La revue Le Préau des collines publie un gros numéro consacré au peintre Denis Martin. Parmi les nombreuses contributeurs, le poète portugais Nuno Júdice.
Arbeit macht frei
Ils mettaient le train en marche quand l’heure
arrivait. Voitures fermées, wagons attelés,
le chemin était tout droit. Ils regardaient le paysage,
le temps d’une distraction ; mais aussitôt ils recentraient
leur attention sur les rails, plaisantant en changeant
de place quand venait l’heure des repas.
À chaque arrêt, ils buvaient au goulot ; et ne se rendaient
même pas compte de ce qui se passait derrière eux ; c’était
une destination lointaine, les arrêts étaient fréquents, et
ils devaient les compenser par des heures supplémentaires
afin d’accomplir leur horaire : les règlements sont des ordres,
ils étaient attendus, et ce n’est qu’une fois la remise
effectuée qu’ils pouvaient changer le sens de la machine
et faire le chemin du retour, wagons vides
et propres, et le tout avançant plus vite car
il n’y avait plus de poids ralentissant la marche. Ainsi
sont les bons fonctionnaires, des exécutants,
et il n’y avait pas de préavis de grèves, de déviations,
de questions sur ce qui remplissait les wagons.
Nunu Júdice, in revue Le Préau des collines n° 13, traduction Cristina Isabel de Melo, p. 165.
Arbeit macht frei
Punham o comboio em marcha quando a hora
chegava. Carruagens fechadas, vagões atrelados,
o caminho era em frente. Olhavam a paisagem,
quando se distraíam ; mas logo coltavam
a atenção para os carris, gracejando ao trocarem
de lugar quando chegava a hora das refeições.

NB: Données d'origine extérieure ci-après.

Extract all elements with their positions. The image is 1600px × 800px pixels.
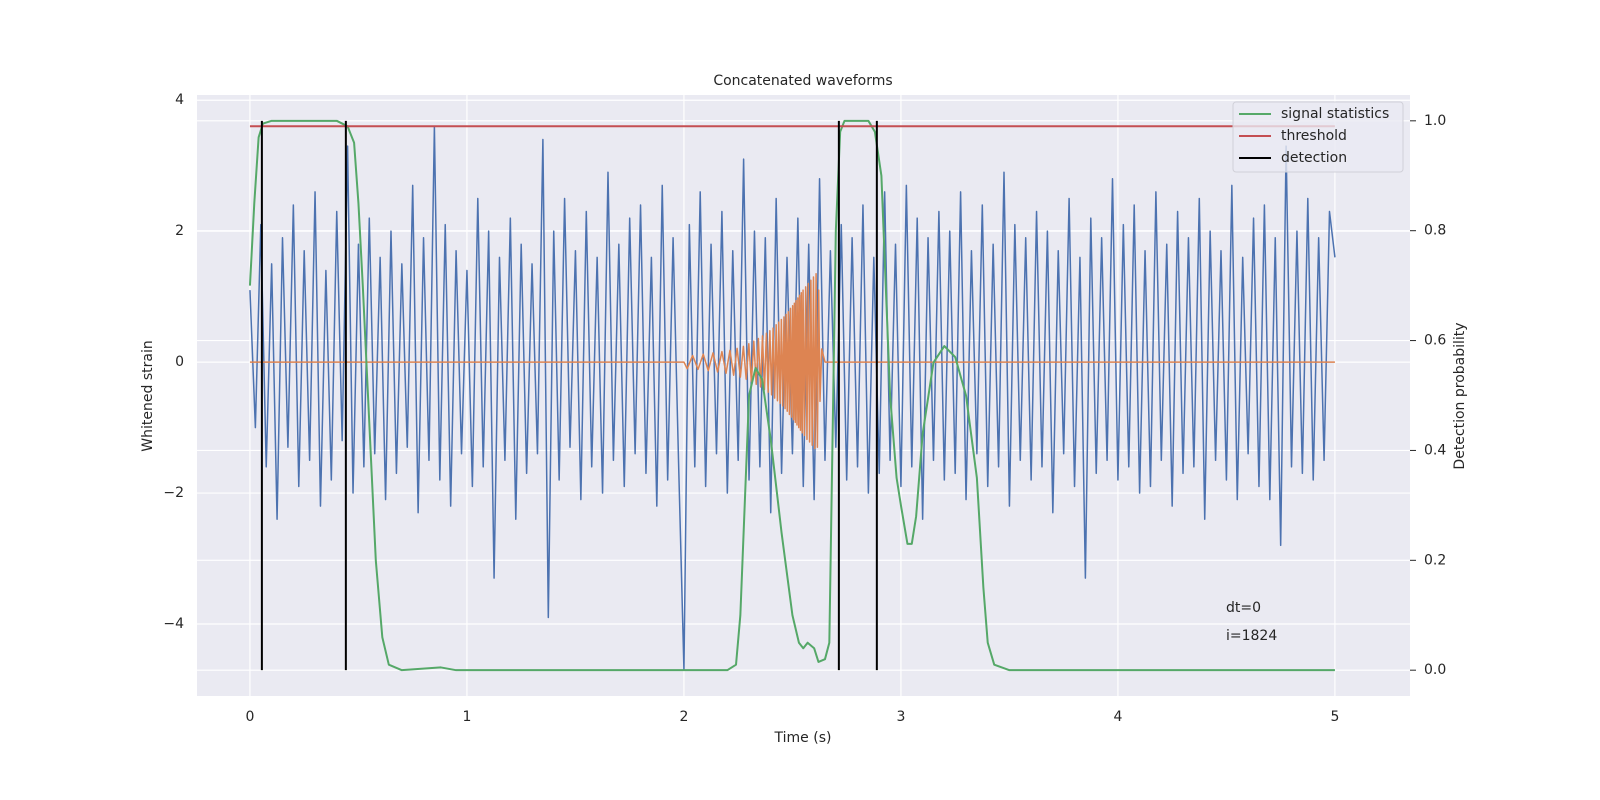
y2-tick-label: 0.2: [1424, 552, 1446, 568]
y-tick-label: 0: [175, 354, 184, 370]
chart-title: Concatenated waveforms: [713, 73, 892, 89]
y-tick-label: −4: [163, 616, 184, 632]
x-tick-label: 4: [1113, 709, 1122, 725]
series-line: [248, 119, 1335, 672]
series-line: [249, 125, 1336, 671]
legend-label: threshold: [1281, 128, 1347, 144]
y-tick-label: 4: [175, 92, 184, 108]
x-tick-label: 5: [1330, 709, 1339, 725]
y-tick-label: −2: [163, 485, 184, 501]
x-tick-label: 2: [679, 709, 688, 725]
x-tick-label: 3: [896, 709, 905, 725]
y2-tick-label: 0.0: [1424, 662, 1446, 678]
y2-tick-label: 0.4: [1424, 442, 1446, 458]
annotation: i=1824: [1226, 628, 1277, 644]
y2-tick-label: 0.8: [1424, 223, 1446, 239]
annotation: dt=0: [1226, 600, 1261, 616]
x-axis-label: Time (s): [774, 730, 832, 746]
legend-label: detection: [1281, 150, 1347, 166]
series-line: [249, 272, 1335, 450]
legend: signal statistics threshold detection: [1232, 101, 1404, 173]
y-axis-label: Whitened strain: [140, 340, 156, 451]
legend-box: [1232, 101, 1404, 173]
y-tick-label: 2: [175, 223, 184, 239]
x-tick-label: 0: [245, 709, 254, 725]
x-tick-label: 1: [462, 709, 471, 725]
marks: [248, 119, 1336, 672]
y2-axis-label: Detection probability: [1452, 322, 1468, 469]
legend-label: signal statistics: [1281, 106, 1389, 122]
y2-tick-label: 0.6: [1424, 333, 1446, 349]
y2-tick-label: 1.0: [1424, 113, 1446, 129]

Nas paragens, bebiam pela garrafa ; e nem
davam pelo que se passava atrás deles : estava
longe o destino, as paragens eram muitas, e
tinham de as compensar com horas extraordinárias
para cumprir o horário: regulementos são ordens,
estavam à sua espera, e só depois de feita
a entrega podiam mudar o sentido da máquina
e fazer o caminho de volta, vagões vazios
e limpos, e tudo a andar mais depressa porque
já não havia peso a atrasar a marcha. São
assim os bons profissionais, cumpridores,
e não há notícia de greves, desvios,
perguntas sobre o que enchia os vagões.